Here we presented evidence in support of an autoimmune component of schizophrenia in the context of mechanistic or impacted pathways in order to better understand how to formulate novel treatment strategies. Currently, we cannot advocate or suggest any compound to replace antipsychotics. New clinical trials that examine the safety and efficacy of adjunctive therapies in carefully identified individuals who demonstrate specific comorbidities or evidence of inflammation are needed.

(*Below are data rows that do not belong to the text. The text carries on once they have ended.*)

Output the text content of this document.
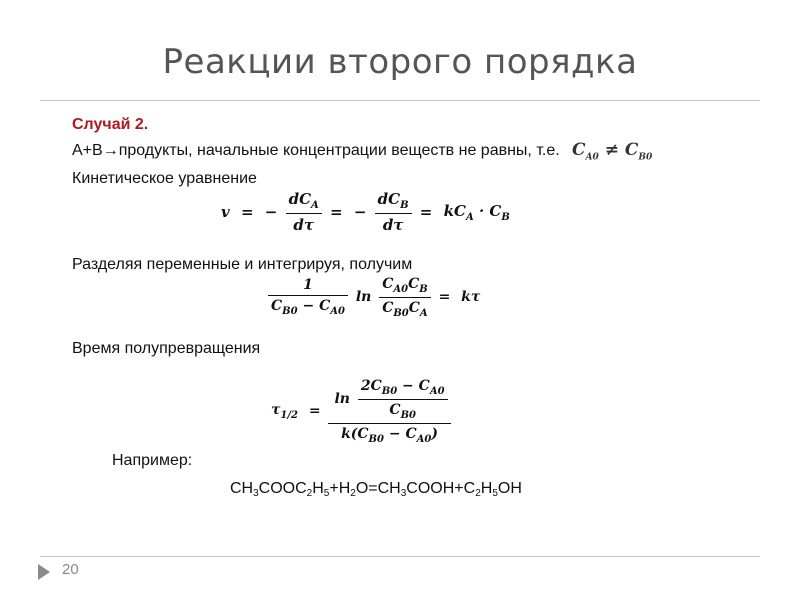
Реакции второго порядка
Случай 2.
A+B→продукты, начальные концентрации веществ не равны, т.е. $C_{A0} \ne C_{B0}$
Кинетическое уравнение
v = − $\frac{dC_A}{d\tau}$ = − $\frac{dC_B}{d\tau} = kC_A \cdot C_B$
Разделяя переменные и интегрируя, получим
$\frac{1}{C_{B0} - C_{A0}}$ $\ln \frac{C_{A0}C_B}{C_{B0}C_A} = k\tau$
Время полупревращения
$\tau_{1/2} = \frac{\ln \frac{2C_{B0} - C_{A0}}{C_{B0}}}{k(C_{B0} - C_{A0})}$
Например:
$CH_3COOC_2H_5+H_2O=CH_3COOH+C_2H_5OH$
20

As we have discussed in the context of the autoimmune phenotype of schizophrenia, a number of moieties potentially treatable by immune-modulatory agents emerge including pathogens, inflammation, gut dysbioses, and effects from autoantibodies. It is likely that a combination of approaches may offer the most effective evaluation of adjunctive therapies. For example, in patients presenting with GI symptoms, the genetic screening for HLA subtypes coupled with antibody studies might identify a subset of patients who would benefit from an approach to treat celiac disease and gluten intolerance. Microbiome screening of fecal samples coupled with blood tests using biomarkers of microbial dysbioses could identify those who might benefit from probiotics and other gut-related treatments. Genetic screening for complement deficits could identify people with C4 gene susceptibilities and who might be candidates for complement activation or inhibition-based treatment.

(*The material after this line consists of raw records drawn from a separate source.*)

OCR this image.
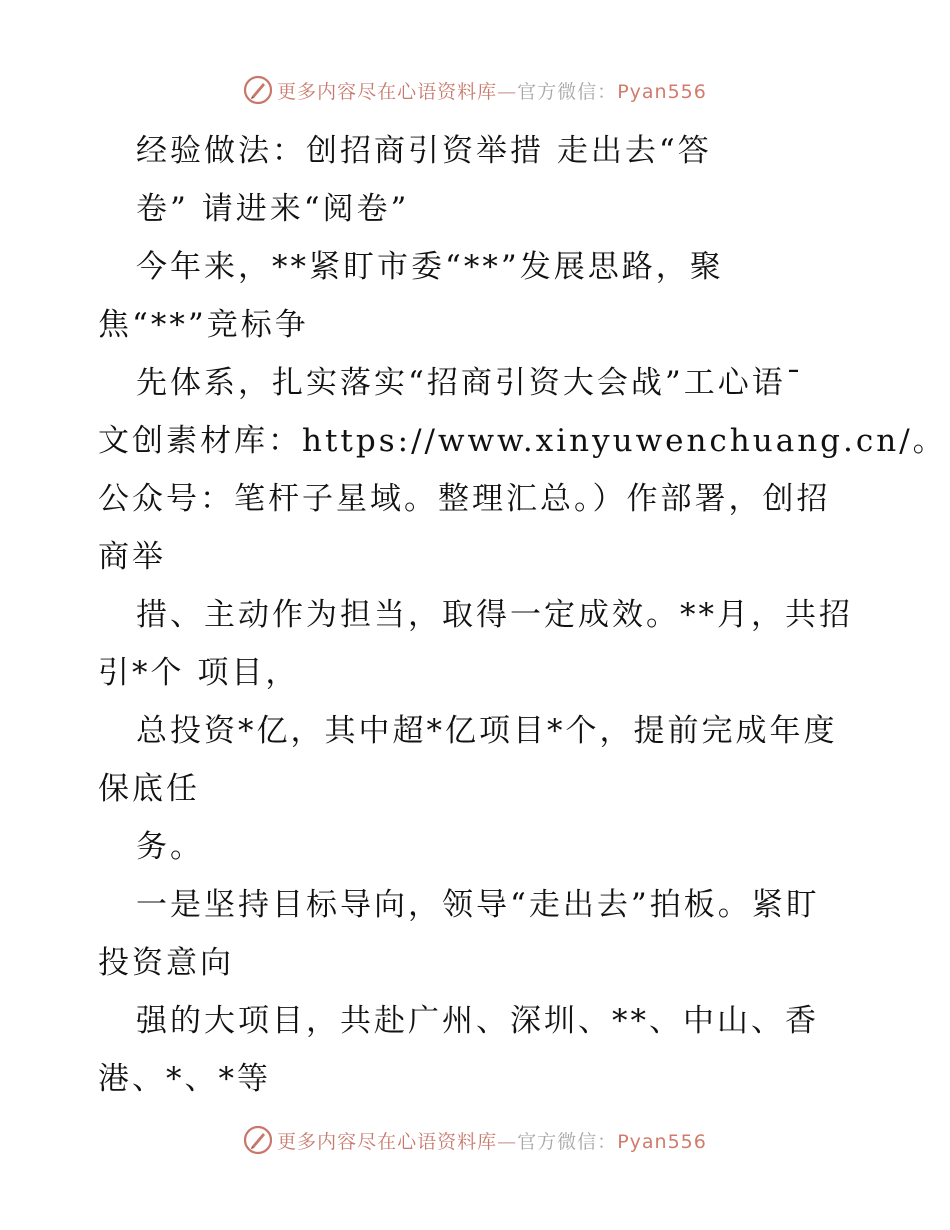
更多内容尽在心语资料库—官方微信：Pyan556
经验做法：创招商引资举措 走出去“答
卷” 请进来“阅卷”
今年来，**紧盯市委“**”发展思路，聚
焦“**”竞标争
先体系，扎实落实“招商引资大会战”工心语¯
文创素材库：https://www.xinyuwenchuang.cn/。
公众号：笔杆子星域。整理汇总。）作部署，创招
商举
措、主动作为担当，取得一定成效。**月，共招
引*个 项目，
总投资*亿，其中超*亿项目*个，提前完成年度
保底任
务。
一是坚持目标导向，领导“走出去”拍板。紧盯
投资意向
强的大项目，共赴广州、深圳、**、中山、香
港、*、*等
更多内容尽在心语资料库—官方微信：Pyan556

For a long time, treating schizophrenia has been focused on dopamine since this pathway is most likely central to the physiological and therapeutic puzzle of schizophrenia. Very recently, it has been discovered that dopamine participates in signaling between immune cells, in a similar manner to synapse communications in the brain. Papa et al. (2017) report that human specialized T cells transfer dopamine to B cells in order to boost the production of antibodies to clear infection (Papa et al., 2017). Might it be that genetically encoded dopamine deficiencies contribute to immune cell dysfunction in schizophrenia? Likewise, could genetically encoded immune dysfunction contribute to dysregulated dopamine pathways in the brain? As we learn more about the intricate mechanisms governing the immune-brain interface, the development of individualized treatments will become more practical. The development of such modalities will go a long way toward reducing the enormous social and economic costs associated with schizophrenia.